JLayeredPane layer = new JLayeredPane();
layer.setLayout(new OverlayLayout(layer));
You probably don't want the submenu to occupy the fullspace. To avoid it you can override its get…size-methods. Or you can add a second LayeredPane (for it's transperancy and it's layoutmanager), set a normal BoxLayout and use a spacer.
JPanel normalContents = new JPanel();
layer.add(normalContents, JLayeredPane.DEFAULT_LAYER);
JLayeredPane subMenuAuxiliaryLayer = new JLayeredPane()
subMenuAuxiliaryLayer.setLayout(new BoxLayout(subMenuAuxiliaryLayer, BoxLayout.LINE_AXIS));
layer.add(subMenuAuxiliaryLayer, JLayeredPane.PALETTE_LAYER);
JPanel submenuContents = new JPanel();
subMenuAuliliaryLayer.add(submenuContents);
subMenuAuxiliaryLayer.add(Box.createHorizontalGlue());
contentPanel.setLayout(null); // Absolute positioning of children.
#Override
public void actionPerformed(ActionEvent evt) {
final JButton btn = (JButton) evt.getSource();
final int buttonY = btn.getY(); // Must be final for usage in new Runnable object.
SwingUtilities.invokeLater(new Runnable() { // Return fast from event handling.
#Override
public void run() {
JPanel child = new JPanel();
child.setBackground(Color.RED); // So we'll see it.
child.setBounds(0, buttonY, 100, 300);
contentPanel.removeAll(); // Clear content panel of prior additions.
contentPanel.add(child); // Add a new panel.
contentPanel.repaint(10L);
}
});
}
The JLayeredPane works by defualt with no Layout manager, which means that you are using absolute positioning and no resizing. You could add a resize listener and adjust positions and size of inner components from code, as you see fit.
If you don't want to do this from code, you will need a layout manager, nothing fancy, just something to fill the container as it resizes. But here's the thing... if you add a layout manager, it will layout the components as if they are all in one layer, but most layout managers don't overlap their children so they are useless. The only one you could use is the OverlayLayout - it can also resize children. But using an OverlayLayout with JLayeredPane is overkill. You can just use OverlayLayout with a JPanel. So, yes, JLayeredPane is kind of useless. I recommend using a JPanel with an OverlayLayout instead.

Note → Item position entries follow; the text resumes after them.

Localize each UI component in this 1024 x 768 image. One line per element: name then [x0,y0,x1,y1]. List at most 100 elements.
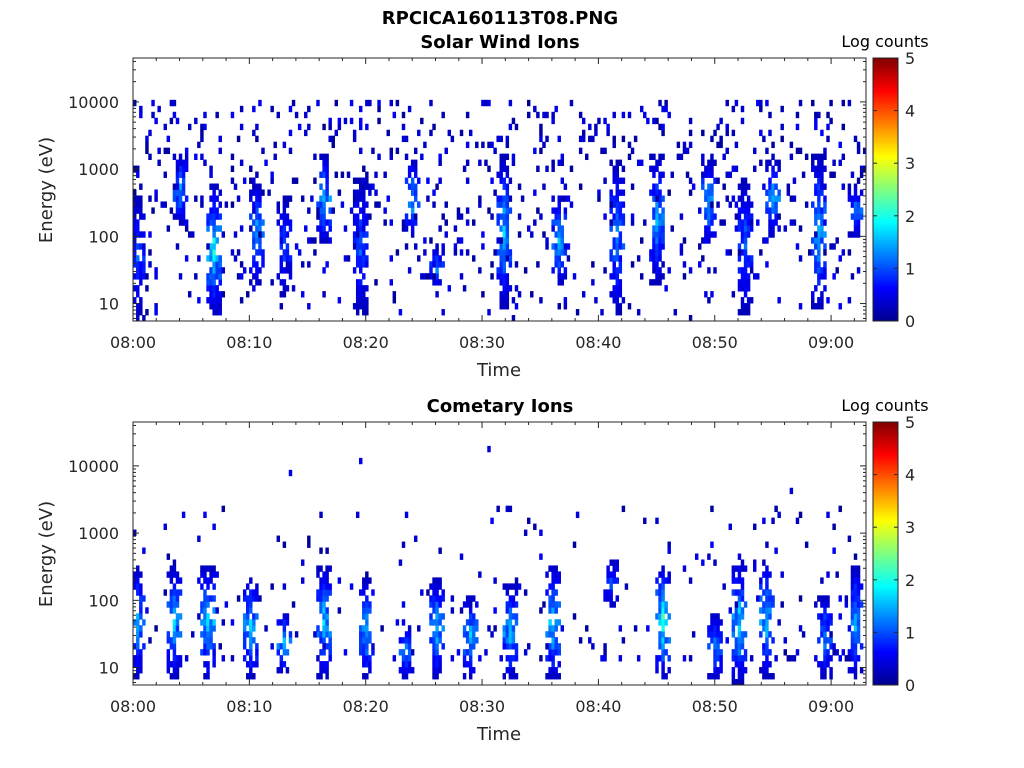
spectrogram-cell [404,219,409,226]
spectrogram-cell [820,273,824,280]
spectrogram-cell [633,135,638,143]
spectrogram-cell [142,249,146,256]
spectrogram-cell [331,135,335,143]
spectrogram-cell [355,303,360,310]
spectrogram-cell [502,219,506,226]
spectrogram-cell [859,213,864,220]
spectrogram-cell [139,201,143,208]
spectrogram-cell [618,237,623,244]
spectrogram-cell [783,649,787,656]
spectrogram-cell [325,613,329,620]
spectrogram-cell [472,631,476,638]
spectrogram-cell [853,219,858,226]
spectrogram-cell [853,631,858,638]
spectrogram-cell [777,297,781,304]
spectrogram-cell [737,183,742,190]
spectrogram-cell [200,607,204,614]
spectrogram-cell [169,99,174,107]
spectrogram-cell [258,279,262,286]
spectrogram-cell [768,589,772,596]
spectrogram-cell [429,583,433,590]
spectrogram-cell [328,565,332,572]
spectrogram-cell [737,565,742,572]
spectrogram-cell [655,189,659,196]
y-tick-label: 10 [99,295,119,314]
spectrogram-cell [435,273,439,280]
spectrogram-cell [658,255,662,262]
spectrogram-cell [169,117,174,125]
spectrogram-cell [249,607,253,614]
spectrogram-cell [768,189,772,196]
spectrogram-cell [252,243,256,250]
spectrogram-cell [285,255,290,262]
spectrogram-cell [713,631,717,638]
spectrogram-cell [206,637,210,644]
spectrogram-cell [557,261,561,268]
spectrogram-cell [609,219,613,226]
spectrogram-cell [322,631,326,638]
spectrogram-cell [636,159,641,166]
spectrogram-cell [221,655,226,662]
spectrogram-cell [508,177,513,184]
spectrogram-cell [850,577,855,584]
spectrogram-cell [551,601,555,608]
spectrogram-cell [362,243,366,250]
spectrogram-cell [175,673,180,680]
spectrogram-cell [533,147,537,155]
spectrogram-cell [490,517,494,525]
spectrogram-cell [548,667,552,674]
spectrogram-cell [780,601,784,608]
spectrogram-cell [148,153,152,161]
spectrogram-cell [771,195,775,202]
spectrogram-cell [832,243,836,250]
spectrogram-cell [609,195,613,202]
spectrogram-cell [719,219,723,226]
spectrogram-cell [166,571,171,578]
spectrogram-cell [178,189,183,196]
spectrogram-cell [539,129,543,137]
spectrogram-cell [829,643,833,650]
spectrogram-cell [328,135,332,143]
spectrogram-cell [551,625,555,632]
spectrogram-cell [441,625,445,632]
spectrogram-cell [487,445,491,453]
spectrogram-cell [450,135,455,143]
spectrogram-cell [743,649,748,656]
spectrogram-cell [413,159,418,166]
spectrogram-cell [505,619,510,626]
spectrogram-cell [847,189,852,196]
spectrogram-cell [725,249,729,256]
spectrogram-cell [255,213,259,220]
spectrogram-cell [282,249,287,256]
spectrogram-cell [481,243,485,250]
spectrogram-cell [829,243,833,250]
spectrogram-cell [572,541,577,548]
spectrogram-cell [716,631,720,638]
spectrogram-cell [249,225,253,232]
spectrogram-cell [612,171,616,178]
spectrogram-cell [774,655,778,662]
spectrogram-cell [206,631,210,638]
spectrogram-cell [539,213,543,220]
spectrogram-cell [496,201,500,208]
spectrogram-cell [319,547,323,554]
spectrogram-cell [508,661,513,668]
spectrogram-cell [300,577,305,584]
spectrogram-cell [664,577,668,584]
spectrogram-cell [612,577,616,584]
spectrogram-cell [468,625,473,632]
spectrogram-cell [814,285,818,292]
spectrogram-cell [374,201,378,208]
spectrogram-cell [823,595,827,602]
spectrogram-cell [166,631,171,638]
spectrogram-cell [215,303,219,310]
spectrogram-cell [136,673,140,680]
spectrogram-cell [762,643,766,650]
spectrogram-cell [139,111,143,119]
spectrogram-cell [850,631,855,638]
spectrogram-cell [820,267,824,274]
spectrogram-cell [688,315,693,322]
spectrogram-cell [508,99,513,107]
spectrogram-cell [285,267,290,274]
spectrogram-cell [215,571,219,578]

Here is how to set things up so that you can have great control over almost any overlapping UI scenario out there: Using a JPanel with an OverlayLayout, have a separate transparent JPanel for each layer. In this way you can combine various LayoutManagers on different layers, by setting a diferent layout manager for each pane, including absolute positioning if necessary. Then add your visible components inside the panels representing the layers. Don't add them directly to the OverlayLayout panel. Just make sure that all of the JPanels you are using as layers have setAlignmentX and Y to center (0.5f) so that they fill the entire OverlayLayout panel as it resizes.